Defendant based its partial denials of the claims on the improper ground that the sums sought for the items of medical equipment exceeded an alleged average of suppliers’ prevailing rates in plaintiff’s geographic location. The insurance regulations governing medical equipment and supplies applicable to the instant action limit a provider’s recovery of medical equipment benefits to 150 percent of cost (11 NYCRR Appendix 17-C, part E [b] [1]). This “applicable fee schedule” constitutes the only
limitation on recovery and a defendant’s denial of benefits on the ground that the fees sought exceeded prevailing rates for such equipment in the provider’s geographical location has been rejected as without merit (Amaze Med. Supply v Allstate Ins. Co., 3 Misc 3d 43, 44 [App Term, 2d & 11th Jud Dists 2004]; King’s Med. Supply v Allstate Ins. Co., 2 Misc 3d 127[A], 2003 NY Slip Op 51681[U] [App Term, 9th & 10th Jud Dists]). It is noted that pursuant to the revised Insurance Department regulations regarding durable medical equipment and supplies, effective October 6, 2004 (see Circular Letter No. 8 [2004]; 11 NYCRR Appendix 17-C, part F, eff. October 6, 2004), the current fee schedule for medical equipment sets forth, as an alternative to the 150 percent limit, whichever is less, the “usual and customary price charged to the general public” (11 NYCRR Appendix 17-C, part F [a] [2]).

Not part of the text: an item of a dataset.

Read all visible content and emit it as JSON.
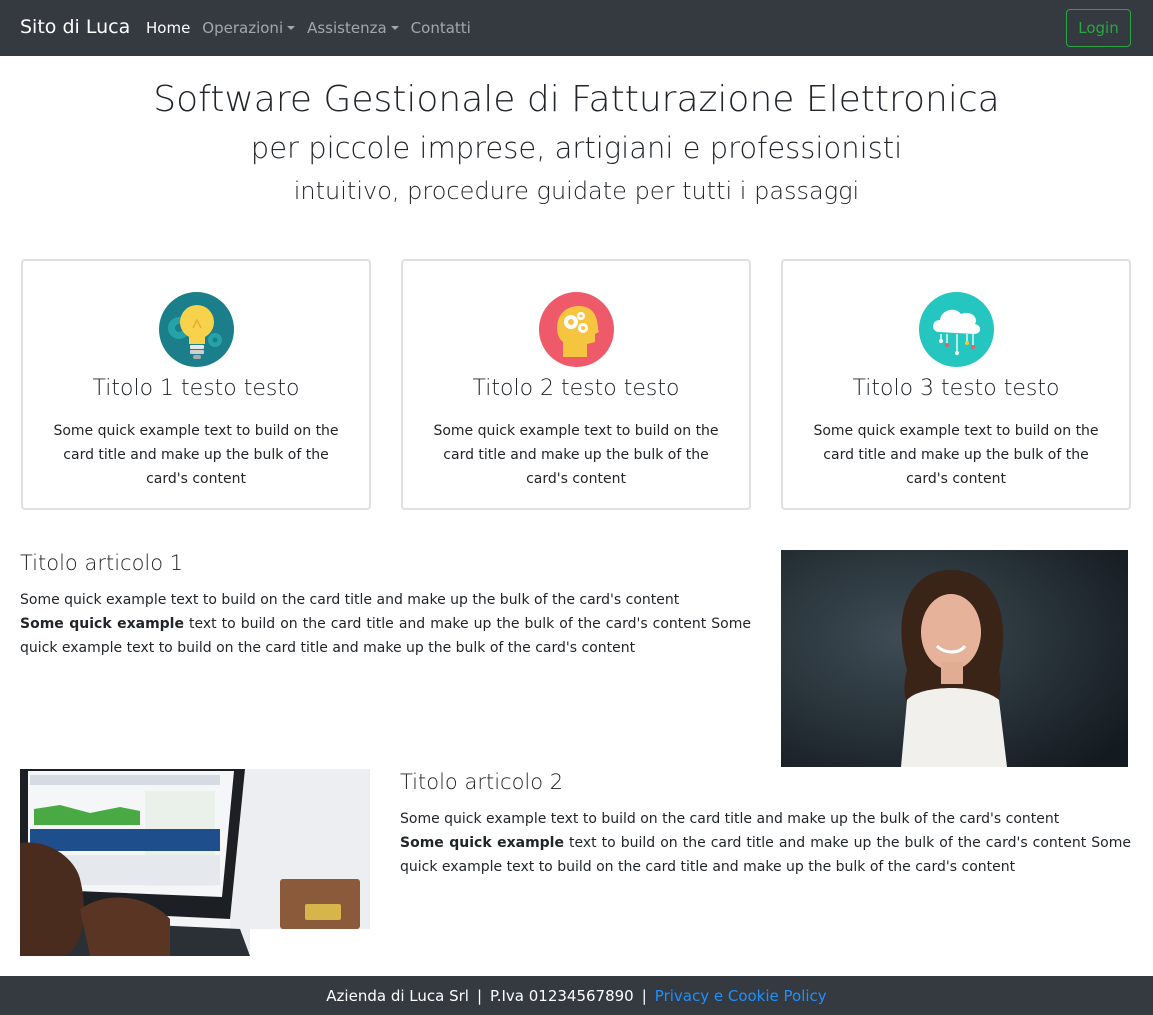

As to the defense based on defective assignments, defendant’s failure to seek verification of the assignments or to allege any deficiency in the assignments in its claim denial forms “constitutes a waiver of any defenses with respect [to them]” (Ocean Diagnostic Imaging P.C. v Travelers Prop. Cas. Corp., 7 Misc 3d 137[A], 2005 NY Slip Op 50790[U] [App Term, 2d & 11th Jud Dists]; see also New York Hosp. Med. Ctr. of
Queens v New York Cent. Mut. Fire Ins. Co., 8 AD3d 640 [2004]; Capio Med., P.C. v Progressive Cas. Ins. Co., 7 Misc 3d 129[A], 2005 NY Slip Op 50526[U] [App Term, 2d & 11th Jud Dists]). Defendant’s further claim that plaintiff cannot establish a prima facie case for the delivery of equipment to the assignors because its manager-affiant did not personally supply the equipment or witness the equipments’ “turnover” is also without merit. The affidavit of plaintiff’s officer and billing manager sufficiently “[s]et forth [his] duties so as to support the conclusion that the attached exhibits were sufficiently accurate and trustworthy to merit their admission into evidence pursuant to the business record exception to the hearsay rule (see CPLR 4518 [a]; People v Kennedy, 68 NY2d 569 [1986]), and said exhibits established that the supplies were furnished to the assignor” (King’s Med. Supply, Inc. v Hereford Ins. Co., 5 Misc 3d 55, 56 [App Term, 9th & 10th Jud Dists 2004]; see also Ocean Diagnostic Imaging P.C. v State Farm Mut. Auto. Ins. Co., 4 Misc 3d 141[A], 2004 NY Slip Op 51032[U] [App Term, 9th & 10th Jud Dists]).

We have considered the remaining defenses and find them to be similarly without merit (see Nyack Hosp. v Metropolitan Prop. & Cas. Ins. Co., 16 AD3d 564, 565 [2005]; New York Hosp. Med. Ctr. of Queens v New York Cent. Mut. Fire Ins. Co., 8 AD3d 640, supra; Careplus Med. Supply Inc. v Travelers Home and Mar. Ins. Co., 7 Misc 3d 133[A], 2005 NY Slip Op 50648[U] [App Term, 2d & 11th Jud Dists]). [*3]

Accordingly, plaintiff’s motion for summary judgment is granted and the matter remanded to the court below for a calculation of statutory interest and an assessment of attorney’s fees pursuant to Insurance Law § 5106 (a) and the regulations promulgated thereunder.